In this two-semester course, we will read and study Shakespeare’s plays in their historical context, learning about the original practices used in performance at both the Elizabethan and Jacobean court theatres as well as the public theatres on the South Bank of the Thames.  We will also consider them as adaptable playscripts that have been rewritten over the past 400 years, reinterpreted at different times by different actors in different cultures the world over.  Students will contribute to this performance repertoire with their own 21st-century interpretations, striding the stage of the reconstructed Globe Theatre in a capstone experience that concludes the course with a summer trip to London.  If all the world’s a stage, come be a player in it! 

How to Apply

The application process for first-year programs and seminars opens on Thursday, May 12, at 4 p.m. (CT) and closes on Monday, May 16, at noon (CT). You will need your WUSTL Key to apply, so please be sure to sign up for your WUSTL Key by Tuesday, May 10 to give it 24 hours to activate. There will be a link to the application webform on the First-Year Programs homepage during this time for you to sign up. A statement of interest (no more than 500 words) is required when you submit your application online.
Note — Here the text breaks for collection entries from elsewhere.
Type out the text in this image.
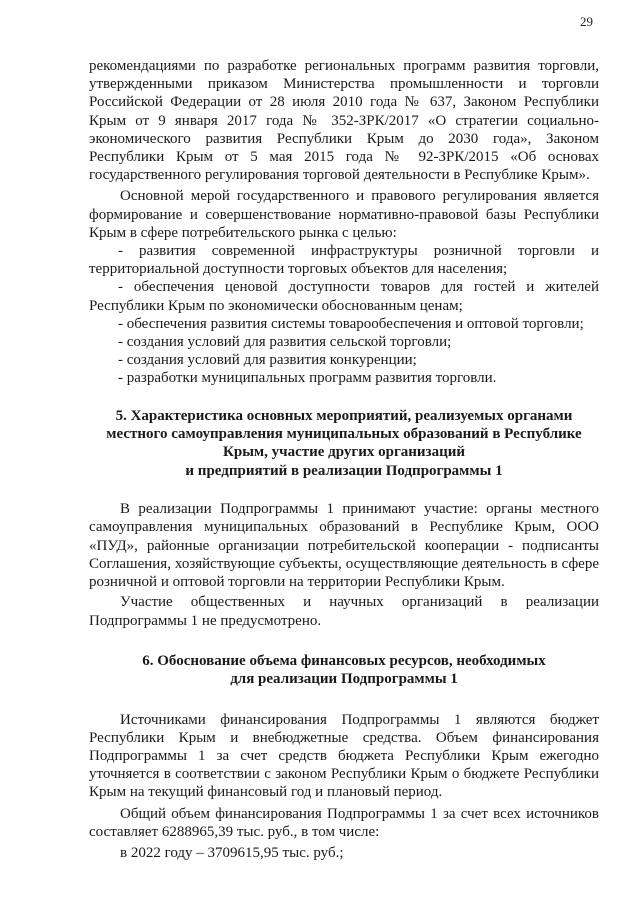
29

рекомендациями по разработке региональных программ развития торговли, утвержденными приказом Министерства промышленности и торговли Российской Федерации от 28 июля 2010 года № 637, Законом Республики Крым от 9 января 2017 года № 352-ЗРК/2017 «О стратегии социально-экономического развития Республики Крым до 2030 года», Законом Республики Крым от 5 мая 2015 года № 92-ЗРК/2015 «Об основах государственного регулирования торговой деятельности в Республике Крым».

Основной мерой государственного и правового регулирования является формирование и совершенствование нормативно-правовой базы Республики Крым в сфере потребительского рынка с целью:

- развития современной инфраструктуры розничной торговли и территориальной доступности торговых объектов для населения;

- обеспечения ценовой доступности товаров для гостей и жителей Республики Крым по экономически обоснованным ценам;

- обеспечения развития системы товарообеспечения и оптовой торговли;

- создания условий для развития сельской торговли;

- создания условий для развития конкуренции;

- разработки муниципальных программ развития торговли.

5. Характеристика основных мероприятий, реализуемых органами
местного самоуправления муниципальных образований в Республике
Крым, участие других организаций
и предприятий в реализации Подпрограммы 1

В реализации Подпрограммы 1 принимают участие: органы местного самоуправления муниципальных образований в Республике Крым, ООО «ПУД», районные организации потребительской кооперации - подписанты Соглашения, хозяйствующие субъекты, осуществляющие деятельность в сфере розничной и оптовой торговли на территории Республики Крым.

Участие общественных и научных организаций в реализации Подпрограммы 1 не предусмотрено.

6. Обоснование объема финансовых ресурсов, необходимых
для реализации Подпрограммы 1

Источниками финансирования Подпрограммы 1 являются бюджет Республики Крым и внебюджетные средства. Объем финансирования Подпрограммы 1 за счет средств бюджета Республики Крым ежегодно уточняется в соответствии с законом Республики Крым о бюджете Республики Крым на текущий финансовый год и плановый период.

Общий объем финансирования Подпрограммы 1 за счет всех источников составляет 6288965,39 тыс. руб., в том числе:

в 2022 году – 3709615,95 тыс. руб.;
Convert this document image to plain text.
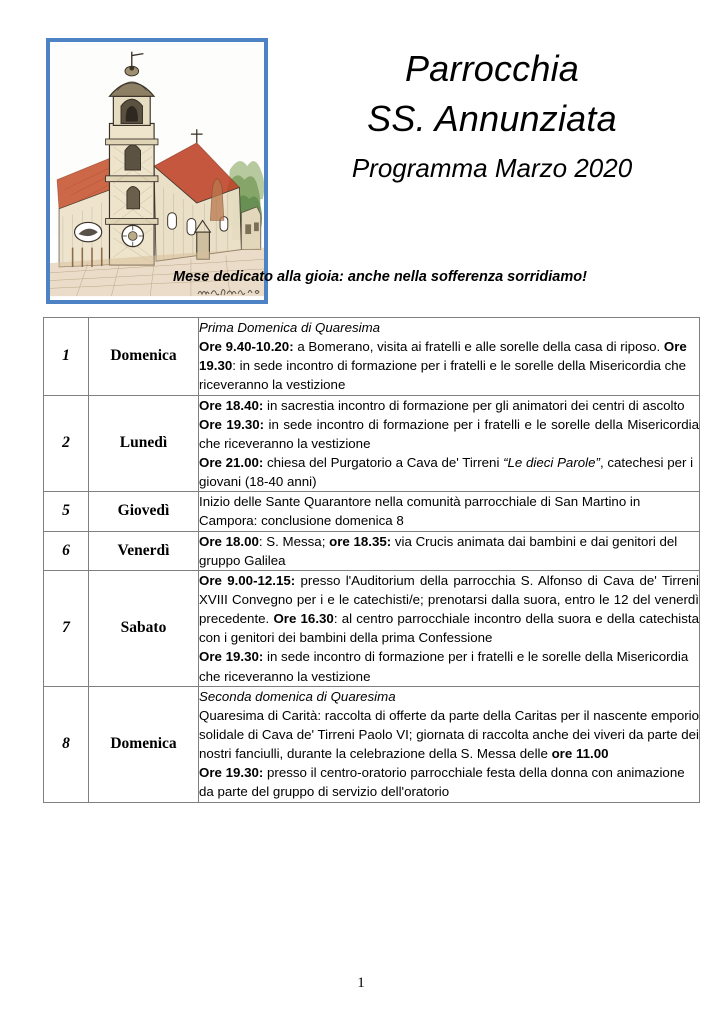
Parrocchia
SS. Annunziata
Programma Marzo 2020
Mese dedicato alla gioia: anche nella sofferenza sorridiamo!
1	Domenica	Prima Domenica di Quaresima

Ore 9.40-10.20: a Bomerano, visita ai fratelli e alle sorelle della casa di riposo. Ore 19.30: in sede incontro di formazione per i fratelli e le sorelle della Misericordia che riceveranno la vestizione

2	Lunedì	Ore 18.40: in sacrestia incontro di formazione per gli animatori dei centri di ascolto

Ore 19.30: in sede incontro di formazione per i fratelli e le sorelle della Misericordia che riceveranno la vestizione

Ore 21.00: chiesa del Purgatorio a Cava de' Tirreni “Le dieci Parole”, catechesi per i giovani (18-40 anni)

5	Giovedì	Inizio delle Sante Quarantore nella comunità parrocchiale di San Martino in Campora: conclusione domenica 8

6	Venerdì	Ore 18.00: S. Messa; ore 18.35: via Crucis animata dai bambini e dai genitori del gruppo Galilea

7	Sabato	Ore 9.00-12.15: presso l'Auditorium della parrocchia S. Alfonso di Cava de' Tirreni XVIII Convegno per i e le catechisti/e; prenotarsi dalla suora, entro le 12 del venerdì precedente. Ore 16.30: al centro parrocchiale incontro della suora e della catechista con i genitori dei bambini della prima Confessione

Ore 19.30: in sede incontro di formazione per i fratelli e le sorelle della Misericordia che riceveranno la vestizione

8	Domenica	Seconda domenica di Quaresima

Quaresima di Carità: raccolta di offerte da parte della Caritas per il nascente emporio solidale di Cava de' Tirreni Paolo VI; giornata di raccolta anche dei viveri da parte dei nostri fanciulli, durante la celebrazione della S. Messa delle ore 11.00

Ore 19.30: presso il centro-oratorio parrocchiale festa della donna con animazione da parte del gruppo di servizio dell'oratorio

1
first year programs homepage


In the fall semester, we begin by laying the groundwork for understanding Shakespeare’s plays as actors do.  Learning how to read for character as well as narrative will come quickly as we study the language of his poetry, learning to unpack it for vital information such as spatial cues for blocking (often essential to comedy!), character motivation (in soliloquies and asides), and philosophical themes of cultural and historical import.  With a focus on Shakespeare’s craft as it develops in his sonnets and early plays, we will begin to build our acting chops with both in-class workshops and zoom lectures from the staff at the Globe Theatre in London.

In the spring semester, we will continue to build on this foundation, looking at how Shakespeare’s plays have been staged over the course of the past 400 years, but also critically reappraising that history.  What do we mean by “original practices”?  Are they necessary to understanding Shakespeare’s plays?  Is meaning contingent upon audience assumptions in the moment of production?  How do we deal with changing cultural attitudes toward gender, race, class, religion, and nation?  As we will see, one of the reasons Shakespeare’s plays continue to make meaning for audiences around the world today is because they are subtle and complex and invite new interpretations with every generation.

An optional summer trip to London will cap off the course, allowing students to stride the stage of the reconstructed Globe Theatre in scenes rehearsed throughout the year.  Workshops with professional actors, guest lectures by leading scholars, side trips to sites of interest (including Shakespeare’s birthplace in Stratford-upon-Avon), along with nightly outings to professional theatre productions will make for a memorable experience to last a lifetime!


*This Ampersand Program typically has an international travel component, which could be affected by federal and local guidelines related to health, safety, and security considerations. This program's main academic component will not be affected.